Réflexion sur Héb 10, 25

« Ne renonçons pas à nous réunir,
comme certains ont l’habitude de le faire,
mais exhortons-nous les uns les autres – et ce d’autant
plus que vous voyez le Jour approcher. »

Ce verset est précédé des mots suivants : « Retenons fermement la profession de notre espérance, car celui qui a fait la promesse est fidèle. Veillons les uns sur les autres, pour nous exciter à la charité et aux bonnes œuvres ». Les groupes qui se réunissaient au moment où l’Apôtre écrivait cette lettre étaient probablement aussi petits que les nôtres. Mais ces paroles s’appliquaient et s’appliquent encore surtout aux petits groupes de prière, qui ont porté le fardeau de l’Église et ont appelé Dieu pour obtenir la lumière, la force et le salut.
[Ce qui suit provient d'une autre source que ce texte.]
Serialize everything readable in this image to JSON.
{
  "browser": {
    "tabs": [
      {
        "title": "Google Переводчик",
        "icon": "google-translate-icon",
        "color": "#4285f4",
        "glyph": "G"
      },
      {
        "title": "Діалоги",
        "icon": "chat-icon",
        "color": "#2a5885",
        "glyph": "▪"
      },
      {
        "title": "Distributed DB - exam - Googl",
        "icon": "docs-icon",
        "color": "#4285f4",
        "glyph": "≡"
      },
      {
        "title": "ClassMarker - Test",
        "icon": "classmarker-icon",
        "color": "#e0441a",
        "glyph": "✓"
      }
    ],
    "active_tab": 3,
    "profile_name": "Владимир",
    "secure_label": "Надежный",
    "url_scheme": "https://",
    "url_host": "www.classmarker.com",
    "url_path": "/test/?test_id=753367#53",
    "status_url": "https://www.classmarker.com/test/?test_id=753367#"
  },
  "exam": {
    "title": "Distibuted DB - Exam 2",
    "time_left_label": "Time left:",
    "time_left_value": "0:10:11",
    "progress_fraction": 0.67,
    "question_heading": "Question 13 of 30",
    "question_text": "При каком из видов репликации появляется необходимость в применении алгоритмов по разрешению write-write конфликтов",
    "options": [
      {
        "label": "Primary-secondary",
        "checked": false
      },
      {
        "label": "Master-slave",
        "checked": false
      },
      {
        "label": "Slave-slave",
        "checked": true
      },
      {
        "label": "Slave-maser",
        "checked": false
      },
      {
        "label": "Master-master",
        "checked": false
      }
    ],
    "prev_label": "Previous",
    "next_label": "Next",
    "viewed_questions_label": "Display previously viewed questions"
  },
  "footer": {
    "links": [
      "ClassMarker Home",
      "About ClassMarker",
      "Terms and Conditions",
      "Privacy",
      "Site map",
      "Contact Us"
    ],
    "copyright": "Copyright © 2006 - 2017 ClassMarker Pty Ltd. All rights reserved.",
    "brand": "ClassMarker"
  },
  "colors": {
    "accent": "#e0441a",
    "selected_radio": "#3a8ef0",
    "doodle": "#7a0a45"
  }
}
Nous percevons que l’exigence biblique de la koinonia, la formation d’une communion fraternelle, est très pertinente aujourd’hui. Un groupe d’hommes chrétiens se réunit pour prier et prier Dieu pour eux-mêmes et pour les âmes qui leur sont confiées. En même temps, ils cherchent à s’encourager mutuellement à rester fidèles au Christ et aux commandements qu’Il nous a donnés au milieu de ce monde, malgré les diverses pressions. Les commandements du Christ ne sont pas pénibles, même s’ils peuvent, dans certaines circonstances, exiger de grands sacrifices. Mais la récompense au ciel est d’autant plus grande si nous persévérons.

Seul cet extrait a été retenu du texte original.